We make plans, and we make goals. On a vary rare occasion are we without them. What would happen if we just lived moment by moment. Is it even possible? How, then, would we accomplish anything?
Accomplishment. Ah, there’s the root issue.
Most people derive a sense of proud ownership over a completed task. We’re driven to finish what we started. And once we finish, to start something else.
Why do our hearts beat so?
I may not have the answer to this question, but I do know that humanity thrives on it. Our flesh has to constantly be “DOING” something. Our entire time on earth is filled with a history of prior achievements and dreams for future successes.
Is this wrong?
I think there are healthy paths towards achievement, but there are also plenty of harmful paths that disguise their way unto our road map.
One fat word that carves itself into each and every day.
You wake up. What influences your motivation for how you start your morning? Did you have a breakthrough the night before? Or a break-up?
If the first, you might have your heart set on following your new lead with a powerful ambition to explore the concept thoroughly and completely until you arrive at the best possible answer and (ahem) end up saving the world. If the latter, perhaps there’s a hidden vengeance in your agenda that day as you step on people to get what you want, or present a careless idea that could domino into a cycle of destruction.

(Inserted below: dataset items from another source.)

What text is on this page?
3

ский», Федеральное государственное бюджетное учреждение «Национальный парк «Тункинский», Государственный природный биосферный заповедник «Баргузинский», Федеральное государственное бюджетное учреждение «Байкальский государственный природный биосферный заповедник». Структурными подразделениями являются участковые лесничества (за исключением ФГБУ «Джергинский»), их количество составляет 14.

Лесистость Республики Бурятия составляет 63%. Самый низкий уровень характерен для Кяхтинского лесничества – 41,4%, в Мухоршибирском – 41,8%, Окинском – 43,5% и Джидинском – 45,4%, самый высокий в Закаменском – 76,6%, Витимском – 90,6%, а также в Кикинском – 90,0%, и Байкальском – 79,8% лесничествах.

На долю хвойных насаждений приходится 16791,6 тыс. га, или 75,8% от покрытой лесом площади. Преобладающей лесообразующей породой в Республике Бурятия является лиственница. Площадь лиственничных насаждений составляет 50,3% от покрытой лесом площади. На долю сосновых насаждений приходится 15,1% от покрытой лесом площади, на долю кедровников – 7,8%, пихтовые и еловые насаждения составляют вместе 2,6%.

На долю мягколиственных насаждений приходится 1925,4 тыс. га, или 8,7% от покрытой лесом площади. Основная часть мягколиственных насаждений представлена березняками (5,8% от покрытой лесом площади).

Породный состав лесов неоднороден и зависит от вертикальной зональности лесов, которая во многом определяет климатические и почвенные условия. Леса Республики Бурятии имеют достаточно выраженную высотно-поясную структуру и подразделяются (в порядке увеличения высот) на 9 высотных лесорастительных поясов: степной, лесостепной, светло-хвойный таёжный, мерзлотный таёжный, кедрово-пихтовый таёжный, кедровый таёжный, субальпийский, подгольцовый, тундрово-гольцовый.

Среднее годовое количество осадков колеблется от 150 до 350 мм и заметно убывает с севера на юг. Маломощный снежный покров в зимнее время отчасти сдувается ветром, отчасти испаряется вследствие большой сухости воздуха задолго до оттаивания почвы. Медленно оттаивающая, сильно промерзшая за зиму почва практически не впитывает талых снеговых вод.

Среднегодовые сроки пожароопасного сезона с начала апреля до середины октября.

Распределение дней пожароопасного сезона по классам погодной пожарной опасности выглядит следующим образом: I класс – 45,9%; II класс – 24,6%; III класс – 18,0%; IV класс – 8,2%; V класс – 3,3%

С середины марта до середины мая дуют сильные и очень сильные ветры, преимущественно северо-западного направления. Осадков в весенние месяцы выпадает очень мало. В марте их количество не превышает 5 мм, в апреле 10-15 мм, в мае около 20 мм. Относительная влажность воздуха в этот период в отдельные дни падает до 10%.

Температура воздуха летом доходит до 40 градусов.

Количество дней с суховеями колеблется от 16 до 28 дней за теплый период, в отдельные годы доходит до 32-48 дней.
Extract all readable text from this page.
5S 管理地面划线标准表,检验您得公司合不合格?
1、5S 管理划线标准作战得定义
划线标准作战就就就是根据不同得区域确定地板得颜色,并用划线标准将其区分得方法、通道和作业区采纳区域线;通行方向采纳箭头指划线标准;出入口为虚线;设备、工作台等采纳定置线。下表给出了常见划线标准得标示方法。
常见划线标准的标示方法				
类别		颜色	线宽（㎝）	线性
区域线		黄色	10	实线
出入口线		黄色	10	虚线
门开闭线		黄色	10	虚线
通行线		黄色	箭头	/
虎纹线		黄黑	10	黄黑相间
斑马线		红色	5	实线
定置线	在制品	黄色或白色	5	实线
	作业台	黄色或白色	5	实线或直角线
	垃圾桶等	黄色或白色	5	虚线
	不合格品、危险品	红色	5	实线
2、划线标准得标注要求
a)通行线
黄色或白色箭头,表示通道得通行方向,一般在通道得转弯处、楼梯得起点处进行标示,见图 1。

While those examples might have been a little extreme, it shows how our motivation is what sets the standards we use for progress and how we define our success. Our level of success largely depends on the attitude and manner of how we acquired it.
Why do I write all this? Because I am one who likes to DO DO DO. I like to push myself and push others to ACHIEVE.
So, the big question is this. What happens when your motivation seems to be pure, but your progress is hindered? What does success look like then?
Before I answer this question, let’s add some more perspective.
When my life recently took an unexpected turn down a road that appears to have no outlet, my progress was brought to a halt. With no way out, my plans, goals, and dreams all immediately crashed into an impenetrable brick wall. Stuck, I was forced to step back and check my overall aim.
Was what I was trying to accomplish so terribly important? Who am I trying to impress? What would achieving this do for me? For others?
Road blocks provide us with the opportunity to pause and look at our game plan from new angles. Often times they reveal stained motivation, and recognition of this can then lead to a higher path with a better outcome than we had first envisioned.
As I peered deeper into the well of motivation I was drawing from, the questions I asked myself helped me to see clearer than ever before. What did I see?
I saw my worth.
Although my ambitions had outwardly well-meaning intentions, quite honestly, everything I had my heart set on accomplishing was so I would feel worthy. Worthy of love. Worthy of salvation. Worthy of friends’ and family members’ support. Worthy of my career.
As is the greatest temptations to all do-ers, by losing myself in a cycle of works, I lost sight of WHO and WHAT makes me worthy. And it’s definitely not me or anything I can do. With that kind of motivation, thank God He stopped me in my tracks.
So, let me re-ask that previous question. What does true success look like when progress is hindered?
Even with the purest motivation, I truly think it’s not what you accomplish but how and why you do it. (As I write this my inner achiever self is cringing!)
Still, my newfound opinion of success now steadily streams out of the way I handle the hindrances thrown my way. For, when obstacles jump in the way of my goals, I see it merely as a chance to reassess and reflect on what’s motivating me and how I got here in the first place.
Perhaps it will transfer me to a different path entirely.
Wherever it brings me, I’m succeeding in something we’re often too goal-oriented to achieve:
Though I may not see be seeing progress to the degree of which I had hoped, I believe this type of success isn’t dependent on how much gets done, rather, the success of inner reflection, trust, and grace along the way.